Liraglutide, a once-daily human glucagon-like peptide 1 analogue, provides sustained improvements in glycaemic control and weight for 2 years as monotherapy compared with glimepiride in patients with type 2 diabetes

Abstract

Aims: Most treatments for type 2 diabetes fail over time, necessitating combination therapy. We investigated the safety, tolerability and efficacy of liraglutide monotherapy compared with glimepiride monotherapy over 2 years.

Methods: Participants were randomized to receive once-daily liraglutide 1.2 mg, liraglutide 1.8 mg or glimepiride 8 mg. Participants completing the 1-year randomized, double-blind, double-dummy period could continue open-label treatment for an additional year. Safety data were evaluated for the full population exposed to treatment, and efficacy data were evaluated for the full intention-to-treat (ITT) and 2-year completer populations. Outcome measures included change in glycosylated haemoglobin (HbA1c), fasting plasma glucose (FPG), body weight and frequency of nausea and hypoglycaemia.

Results: For patients completing 2 years of therapy, HbA1c reductions were -0.6% with glimepiride versus -0.9% with liraglutide 1.2 mg (difference: -0.37, 95% CI: -0.71 to -0.02; p = 0.0376) and -1.1% with liraglutide 1.8 mg (difference: -0.55, 95% CI: -0.88 to -0.21; p = 0.0016). In the ITT population, HbA1c reductions were -0.3% with glimepiride versus -0.6% with liraglutide 1.2 mg (difference: -0.31, 95% CI: -0.54 to -0.08; p = 0.0076) and -0.9% with liraglutide 1.8 mg (difference: -0.60, 95% CI: -0.83 to -0.38; p < 0.0001). For both ITT and completer populations, liraglutide was more effective in reducing HbA1c, FPG and weight. Over 2 years, rates of minor hypoglycaemia [self-treated plasma glucose <3.1 mmol/l (<56 mg/dl)] were significantly lower with liraglutide 1.2 mg and 1.8 mg compared with glimepiride (p < 0.0001).

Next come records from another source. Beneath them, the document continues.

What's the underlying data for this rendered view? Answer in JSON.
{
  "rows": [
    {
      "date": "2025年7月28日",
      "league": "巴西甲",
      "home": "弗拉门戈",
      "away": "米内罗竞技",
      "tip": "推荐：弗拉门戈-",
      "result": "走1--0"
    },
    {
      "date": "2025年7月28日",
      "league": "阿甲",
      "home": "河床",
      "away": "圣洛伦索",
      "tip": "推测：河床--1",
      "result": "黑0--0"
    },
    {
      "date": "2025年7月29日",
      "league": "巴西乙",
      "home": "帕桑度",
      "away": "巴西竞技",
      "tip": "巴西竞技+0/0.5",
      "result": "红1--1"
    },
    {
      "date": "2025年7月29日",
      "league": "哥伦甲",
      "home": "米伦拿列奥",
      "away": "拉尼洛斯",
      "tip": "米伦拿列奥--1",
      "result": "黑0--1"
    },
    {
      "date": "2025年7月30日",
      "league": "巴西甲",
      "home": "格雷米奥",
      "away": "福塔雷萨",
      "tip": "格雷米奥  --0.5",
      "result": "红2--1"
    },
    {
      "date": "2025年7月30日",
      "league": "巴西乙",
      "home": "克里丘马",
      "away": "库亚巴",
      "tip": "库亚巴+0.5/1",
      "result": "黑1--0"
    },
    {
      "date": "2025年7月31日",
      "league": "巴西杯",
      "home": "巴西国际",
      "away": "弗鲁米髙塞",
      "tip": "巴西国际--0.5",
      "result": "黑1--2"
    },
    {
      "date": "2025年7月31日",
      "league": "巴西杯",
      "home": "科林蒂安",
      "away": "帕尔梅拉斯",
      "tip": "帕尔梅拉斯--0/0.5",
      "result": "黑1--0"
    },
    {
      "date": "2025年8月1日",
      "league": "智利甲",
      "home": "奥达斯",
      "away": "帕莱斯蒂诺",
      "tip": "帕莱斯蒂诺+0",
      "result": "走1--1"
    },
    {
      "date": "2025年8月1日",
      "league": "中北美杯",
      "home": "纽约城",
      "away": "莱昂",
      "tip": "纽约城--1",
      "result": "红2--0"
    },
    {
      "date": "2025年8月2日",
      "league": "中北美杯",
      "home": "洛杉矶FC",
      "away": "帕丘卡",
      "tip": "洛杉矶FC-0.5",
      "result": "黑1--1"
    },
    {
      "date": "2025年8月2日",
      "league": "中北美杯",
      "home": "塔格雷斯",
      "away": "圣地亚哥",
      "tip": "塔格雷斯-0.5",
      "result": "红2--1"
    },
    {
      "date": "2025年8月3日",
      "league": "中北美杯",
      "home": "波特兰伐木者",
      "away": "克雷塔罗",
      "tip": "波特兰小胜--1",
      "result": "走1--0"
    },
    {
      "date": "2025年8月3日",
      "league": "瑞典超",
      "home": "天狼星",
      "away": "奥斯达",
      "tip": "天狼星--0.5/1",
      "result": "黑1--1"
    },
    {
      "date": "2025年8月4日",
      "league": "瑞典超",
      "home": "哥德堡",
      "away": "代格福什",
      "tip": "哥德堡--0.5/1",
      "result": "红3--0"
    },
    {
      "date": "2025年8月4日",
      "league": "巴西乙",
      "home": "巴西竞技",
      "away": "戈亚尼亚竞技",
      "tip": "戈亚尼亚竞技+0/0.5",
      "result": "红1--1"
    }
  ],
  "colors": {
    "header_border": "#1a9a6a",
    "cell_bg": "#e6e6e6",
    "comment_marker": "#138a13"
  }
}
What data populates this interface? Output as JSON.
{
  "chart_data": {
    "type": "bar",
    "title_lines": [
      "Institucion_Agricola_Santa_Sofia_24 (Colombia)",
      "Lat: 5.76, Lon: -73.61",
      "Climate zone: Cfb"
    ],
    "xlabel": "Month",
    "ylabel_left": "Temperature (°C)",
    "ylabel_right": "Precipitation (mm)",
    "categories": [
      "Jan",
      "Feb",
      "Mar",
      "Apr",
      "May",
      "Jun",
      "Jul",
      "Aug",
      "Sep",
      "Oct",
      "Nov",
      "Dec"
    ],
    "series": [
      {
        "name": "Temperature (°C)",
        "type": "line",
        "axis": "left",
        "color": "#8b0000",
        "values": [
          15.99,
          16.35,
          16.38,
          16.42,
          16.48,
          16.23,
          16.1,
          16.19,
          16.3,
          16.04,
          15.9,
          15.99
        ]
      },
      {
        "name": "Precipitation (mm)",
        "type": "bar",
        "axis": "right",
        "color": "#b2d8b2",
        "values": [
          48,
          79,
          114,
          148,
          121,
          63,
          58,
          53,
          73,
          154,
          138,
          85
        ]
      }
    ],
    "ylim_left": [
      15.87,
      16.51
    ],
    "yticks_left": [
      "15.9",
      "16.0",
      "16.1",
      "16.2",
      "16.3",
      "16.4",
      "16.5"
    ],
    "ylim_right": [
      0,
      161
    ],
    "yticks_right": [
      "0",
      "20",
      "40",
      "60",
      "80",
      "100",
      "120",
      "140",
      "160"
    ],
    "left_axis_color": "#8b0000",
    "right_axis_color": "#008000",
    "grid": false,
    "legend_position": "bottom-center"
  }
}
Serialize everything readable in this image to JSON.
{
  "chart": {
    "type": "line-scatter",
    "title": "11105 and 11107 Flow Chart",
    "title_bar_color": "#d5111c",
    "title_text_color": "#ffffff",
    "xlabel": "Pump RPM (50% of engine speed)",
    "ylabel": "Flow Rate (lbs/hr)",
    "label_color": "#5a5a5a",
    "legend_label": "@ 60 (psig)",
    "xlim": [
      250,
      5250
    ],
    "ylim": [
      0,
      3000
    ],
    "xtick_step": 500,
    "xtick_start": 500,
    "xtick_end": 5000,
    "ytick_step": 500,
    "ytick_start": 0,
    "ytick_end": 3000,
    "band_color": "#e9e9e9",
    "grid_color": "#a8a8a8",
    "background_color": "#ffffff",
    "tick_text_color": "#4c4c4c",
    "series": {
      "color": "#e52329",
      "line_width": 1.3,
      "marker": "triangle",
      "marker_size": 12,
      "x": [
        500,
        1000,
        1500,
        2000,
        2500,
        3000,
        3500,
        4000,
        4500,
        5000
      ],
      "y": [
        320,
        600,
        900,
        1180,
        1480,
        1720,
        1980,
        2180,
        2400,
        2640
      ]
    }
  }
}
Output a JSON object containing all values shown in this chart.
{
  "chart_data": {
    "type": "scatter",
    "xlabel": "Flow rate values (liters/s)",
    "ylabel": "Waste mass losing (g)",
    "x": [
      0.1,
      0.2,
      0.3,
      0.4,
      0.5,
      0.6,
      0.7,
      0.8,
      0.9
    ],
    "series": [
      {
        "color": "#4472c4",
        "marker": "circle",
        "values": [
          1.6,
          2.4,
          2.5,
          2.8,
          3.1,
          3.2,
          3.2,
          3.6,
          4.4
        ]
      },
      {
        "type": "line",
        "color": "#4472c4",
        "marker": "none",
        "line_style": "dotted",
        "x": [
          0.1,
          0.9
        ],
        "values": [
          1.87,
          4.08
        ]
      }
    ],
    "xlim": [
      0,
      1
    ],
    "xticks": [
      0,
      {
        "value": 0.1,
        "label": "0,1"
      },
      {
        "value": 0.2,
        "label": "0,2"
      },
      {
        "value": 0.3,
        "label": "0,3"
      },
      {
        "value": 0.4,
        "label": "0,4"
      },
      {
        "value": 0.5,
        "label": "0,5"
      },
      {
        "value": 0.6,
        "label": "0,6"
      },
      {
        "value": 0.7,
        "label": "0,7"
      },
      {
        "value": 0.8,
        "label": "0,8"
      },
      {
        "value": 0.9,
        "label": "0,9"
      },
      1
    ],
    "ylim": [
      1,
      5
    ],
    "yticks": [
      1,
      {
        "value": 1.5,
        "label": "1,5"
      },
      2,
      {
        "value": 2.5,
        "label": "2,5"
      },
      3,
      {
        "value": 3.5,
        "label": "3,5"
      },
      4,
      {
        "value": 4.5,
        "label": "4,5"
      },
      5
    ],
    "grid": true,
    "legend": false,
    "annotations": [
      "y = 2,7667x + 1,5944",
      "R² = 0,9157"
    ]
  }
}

Conclusion: Liraglutide monotherapy for 2 years provides significant and sustained improvements in glycaemic control and body weight compared with glimepiride monotherapy, at a lower risk of hypoglycaemia.

Figure 1

Participant flow during the LEAD-3 trial. ITT, intention-to-treat.

Figure 2

HbA1c over time. (A) Two-year completer population, observed mean values, no imputation. (B) Intention-to-treat (ITT) population, observed mean values, no imputation. (C) ITT population, estimated least square (LS) mean values derived from an analysis of covariance (ancova) model with repeated measures. (D) Two-year completer population, participants previously treated with diet and exercise, observed mean values, no imputation. Error bars are ±2s.e. Panel C: ^*p < 0.0001 vs. glimepiride; ^**p < 0.05 vs. glimepiride.

Figure 3

Additional efficacy endpoints for 2-year completers. (A) Percentage of participants treated to HbA1c targets <7% (<53 mmol/mol) (left graph) and ≤6.5% (≤48 mmol/mol) (right graph) at 2 years. (B) Fasting plasma glucose (FPG) (mmol/l) over time. (C) Change in FPG (mmol/l) from baseline to week 104. (D) Body weight (kg) over time. (E) Change in body weight (kg) from baseline to week 104. Data in panel A are estimated percentages from a logistic regression model. Data in panels B and D are observed means. Data in panels C and E are least square (LS) means from an analysis of covariance (ancova) model. Error bars are ±2s.e. ETD = estimated treatment difference (liraglutide–glimepiride).